Las almas son lo más preciado por Dios, porque son el culmen de toda su obra en el Universo. Son las que llevan a cabo la Voluntad de Dios en todo el Universo, una Voluntad que deben realizar exclusivamente a través del sexo. Ni los espíritus ni los seres cósmicos tienen sexo, obra sexual. Las almas, sí. Y, por eso, Dios las creó gemelas, un matrimonio en el mundo cósmico, que se dividen, como una célula se divide, para obrar en el mundo físico, a través de la unión de sus sexos, la verdad a la cual han sido llamadas.

El sexo es algo espiritual, no es materia, no es biológico. Es una vida que manifiesta otra vida, para llamar a otra vida, para crear vida. Y es una vida para portar la Inteligencia Divina. Son pocos los hombres que usan su sexo en Dios. Todos usan sus sexos en ellos mismos, buscando una obra que no les lleva a la verdadera vida.

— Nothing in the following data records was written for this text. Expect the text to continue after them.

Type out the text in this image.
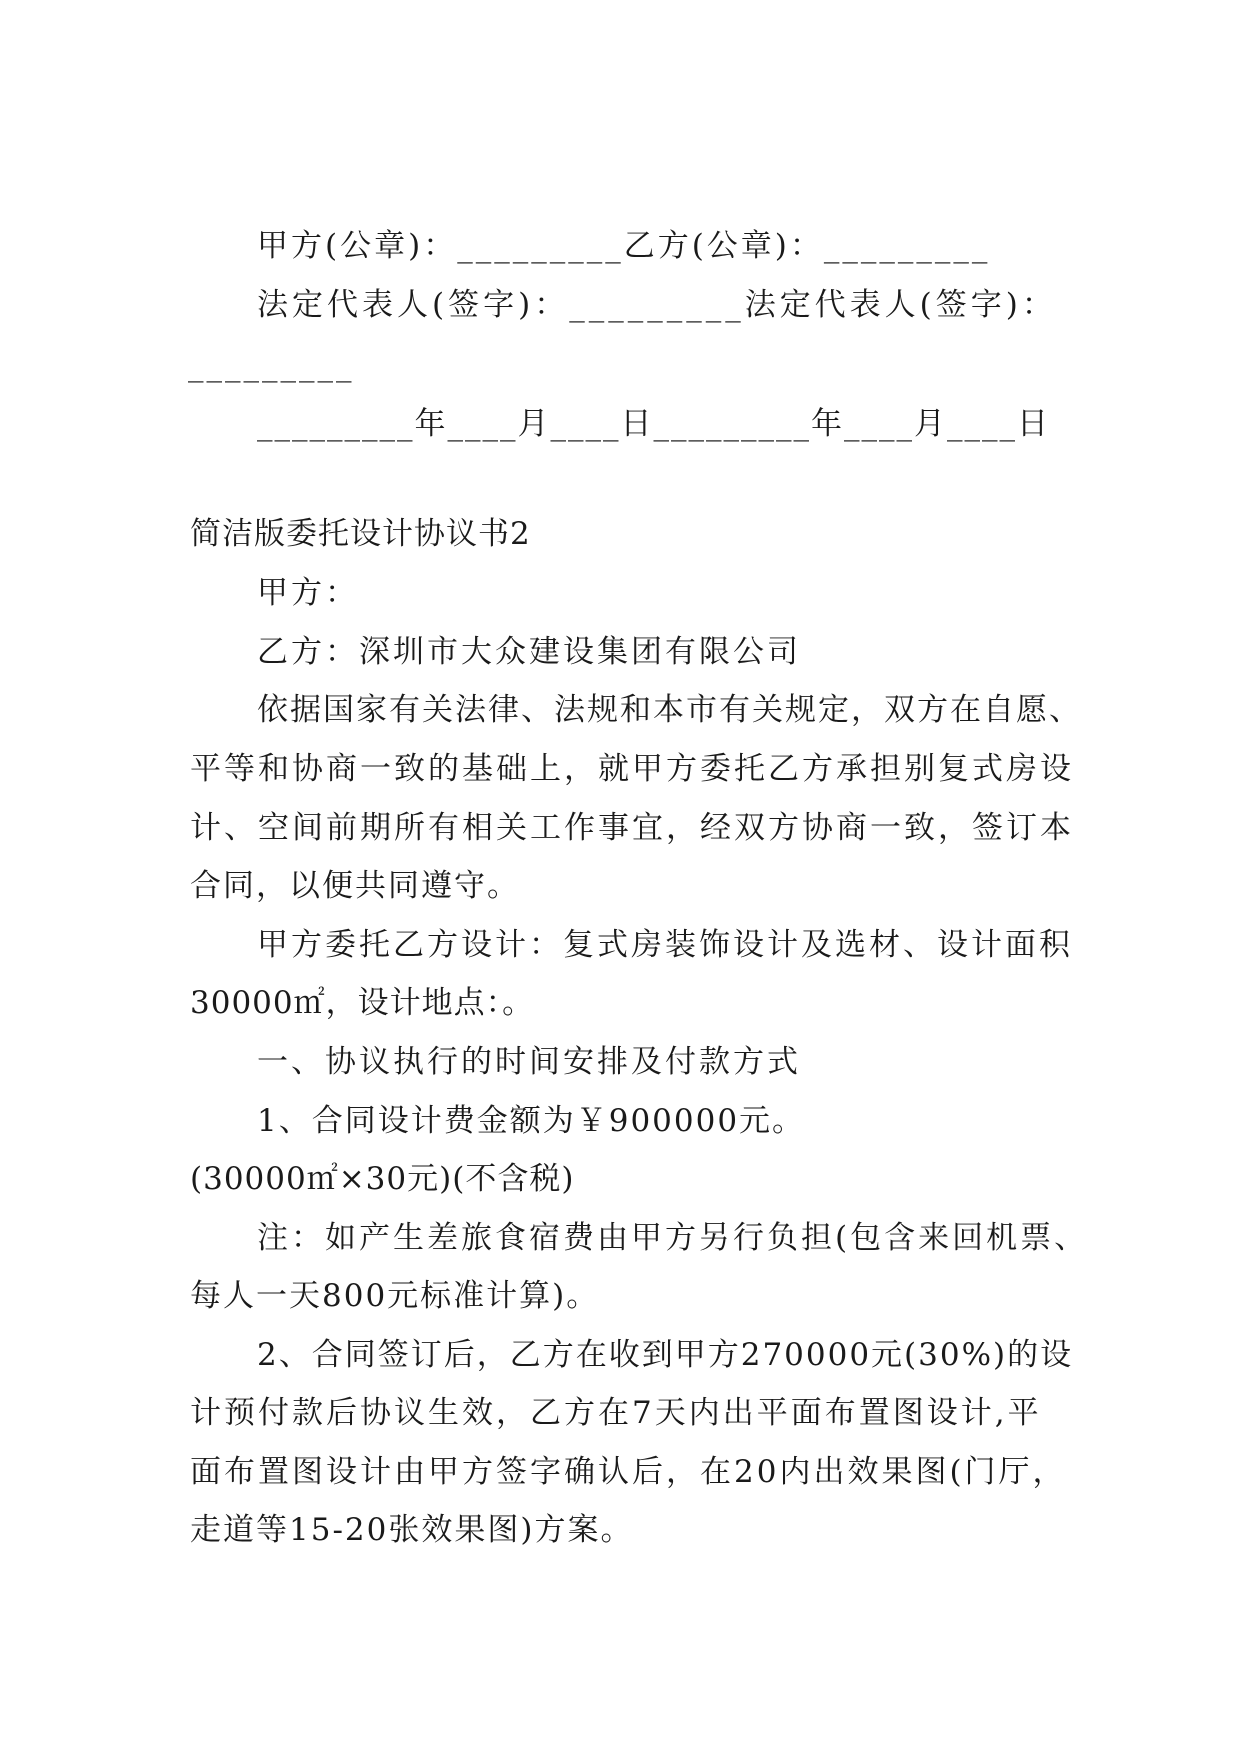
甲方(公章)：_________乙方(公章)：_________
法定代表人(签字)：_________法定代表人(签字)：
_________
_________年____月____日_________年____月____日
简洁版委托设计协议书2
甲方：
乙方：深圳市大众建设集团有限公司
依据国家有关法律、法规和本市有关规定，双方在自愿、
平等和协商一致的基础上，就甲方委托乙方承担别复式房设
计、空间前期所有相关工作事宜，经双方协商一致，签订本
合同，以便共同遵守。
甲方委托乙方设计：复式房装饰设计及选材、设计面积
30000㎡，设计地点：。
一、协议执行的时间安排及付款方式
1、合同设计费金额为￥900000元。
(30000㎡×30元)(不含税)
注：如产生差旅食宿费由甲方另行负担(包含来回机票、
每人一天800元标准计算)。
2、合同签订后，乙方在收到甲方270000元(30%)的设
计预付款后协议生效，乙方在7天内出平面布置图设计,平
面布置图设计由甲方签字确认后，在20内出效果图(门厅，
走道等15-20张效果图)方案。
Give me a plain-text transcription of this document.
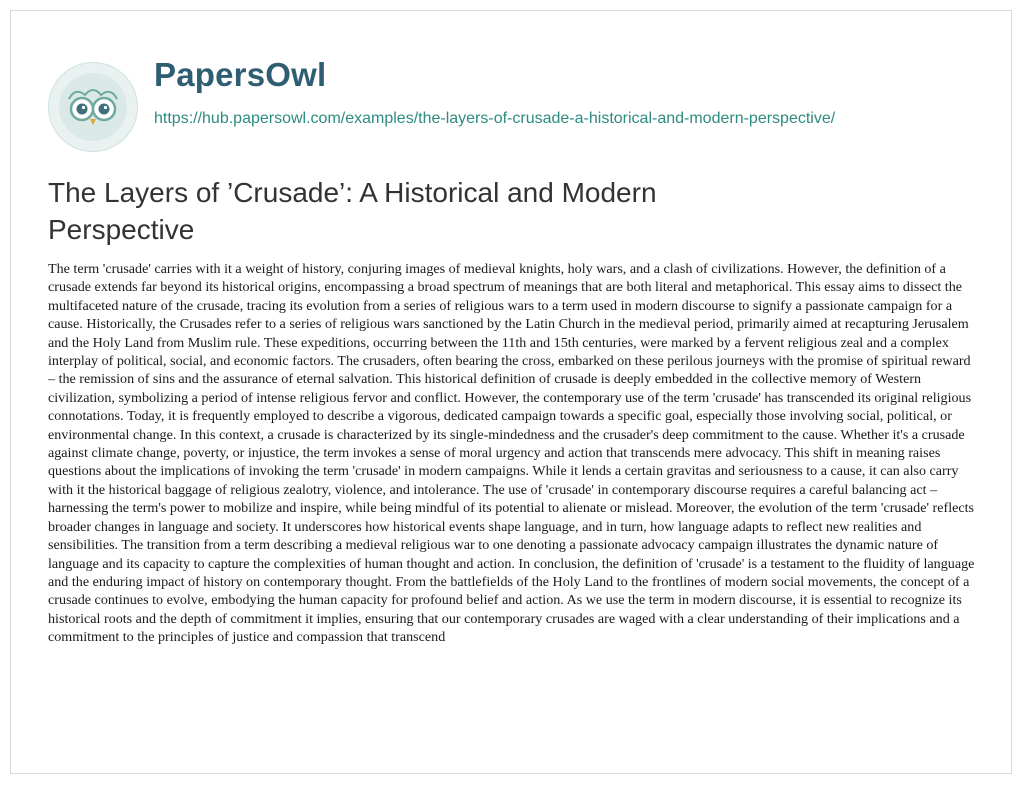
PapersOwl
https://hub.papersowl.com/examples/the-layers-of-crusade-a-historical-and-modern-perspective/
The Layers of ’Crusade’: A Historical and Modern Perspective

The term 'crusade' carries with it a weight of history, conjuring images of medieval knights, holy wars, and a clash of civilizations. However, the definition of a crusade extends far beyond its historical origins, encompassing a broad spectrum of meanings that are both literal and metaphorical. This essay aims to dissect the multifaceted nature of the crusade, tracing its evolution from a series of religious wars to a term used in modern discourse to signify a passionate campaign for a cause. Historically, the Crusades refer to a series of religious wars sanctioned by the Latin Church in the medieval period, primarily aimed at recapturing Jerusalem and the Holy Land from Muslim rule. These expeditions, occurring between the 11th and 15th centuries, were marked by a fervent religious zeal and a complex interplay of political, social, and economic factors. The crusaders, often bearing the cross, embarked on these perilous journeys with the promise of spiritual reward – the remission of sins and the assurance of eternal salvation. This historical definition of crusade is deeply embedded in the collective memory of Western civilization, symbolizing a period of intense religious fervor and conflict. However, the contemporary use of the term 'crusade' has transcended its original religious connotations. Today, it is frequently employed to describe a vigorous, dedicated campaign towards a specific goal, especially those involving social, political, or environmental change. In this context, a crusade is characterized by its single-mindedness and the crusader's deep commitment to the cause. Whether it's a crusade against climate change, poverty, or injustice, the term invokes a sense of moral urgency and action that transcends mere advocacy. This shift in meaning raises questions about the implications of invoking the term 'crusade' in modern campaigns. While it lends a certain gravitas and seriousness to a cause, it can also carry with it the historical baggage of religious zealotry, violence, and intolerance. The use of 'crusade' in contemporary discourse requires a careful balancing act – harnessing the term's power to mobilize and inspire, while being mindful of its potential to alienate or mislead. Moreover, the evolution of the term 'crusade' reflects broader changes in language and society. It underscores how historical events shape language, and in turn, how language adapts to reflect new realities and sensibilities. The transition from a term describing a medieval religious war to one denoting a passionate advocacy campaign illustrates the dynamic nature of language and its capacity to capture the complexities of human thought and action. In conclusion, the definition of 'crusade' is a testament to the fluidity of language and the enduring impact of history on contemporary thought. From the battlefields of the Holy Land to the frontlines of modern social movements, the concept of a crusade continues to evolve, embodying the human capacity for profound belief and action. As we use the term in modern discourse, it is essential to recognize its historical roots and the depth of commitment it implies, ensuring that our contemporary crusades are waged with a clear understanding of their implications and a commitment to the principles of justice and compassion that transcend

Lo primero que Dios crea es el principio de la vida, la existencia del Universo. Una vez creado este principio, comienza a crear la esencia del átomo, la energía. Del átomo proviene todo lo demás: moléculas, células, tejidos, órganos, los organismos vivos, que están en todo el Universo. Crea el éter como sistema planetario, como vía cósmica. Y crea las Dimensiones, los espacios cósmicos o espirituales que van a habitar, la forma de vida, de los diversos seres inteligentes, nobles, perfectos, que se van a dedicar a gobernar el Universo. Crea cada ser en su esencia. Y crea la Tierra. Sólo la Tierra, con su substancia, el polvo, lleno de minerales. La Tierra todavía está sin forma y vacía, como dice el texto hebreo. Falta hacerla útil para el hombre. Mientras no haya sol, habrá oscuridad sobre la faz de las Dimensiones. Pero el Espíritu va a ser el encargado de modelar la Obra de Dios, de producir el Universo, de darle la forma de la vida. El Espíritu, no la energía de los átomos, no los seres inteligentes ya creados y que ya obran en el mundo cósmico, aunque no existan todavía los planetas.

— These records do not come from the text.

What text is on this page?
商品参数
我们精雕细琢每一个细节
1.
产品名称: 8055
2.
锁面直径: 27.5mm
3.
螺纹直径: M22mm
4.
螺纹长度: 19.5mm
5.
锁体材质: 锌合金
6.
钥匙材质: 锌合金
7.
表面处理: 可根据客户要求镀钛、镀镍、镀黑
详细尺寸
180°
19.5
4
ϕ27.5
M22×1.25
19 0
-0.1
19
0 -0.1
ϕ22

Y Dios no va a crear nada más en este principio de la vida del Universo, que es el mundo cósmico. Dios se toma su tiempo. No se puede calcular con la mente del hombre, con sus métodos científicos, qué tiempo ha transcurrido desde este principio del Universo con la Creación Invisible, porque Dios no crea en el tiempo sino en la eternidad, en el tiempo no tiempo, en el espacio sin tiempo, en el tiempo sin espacio.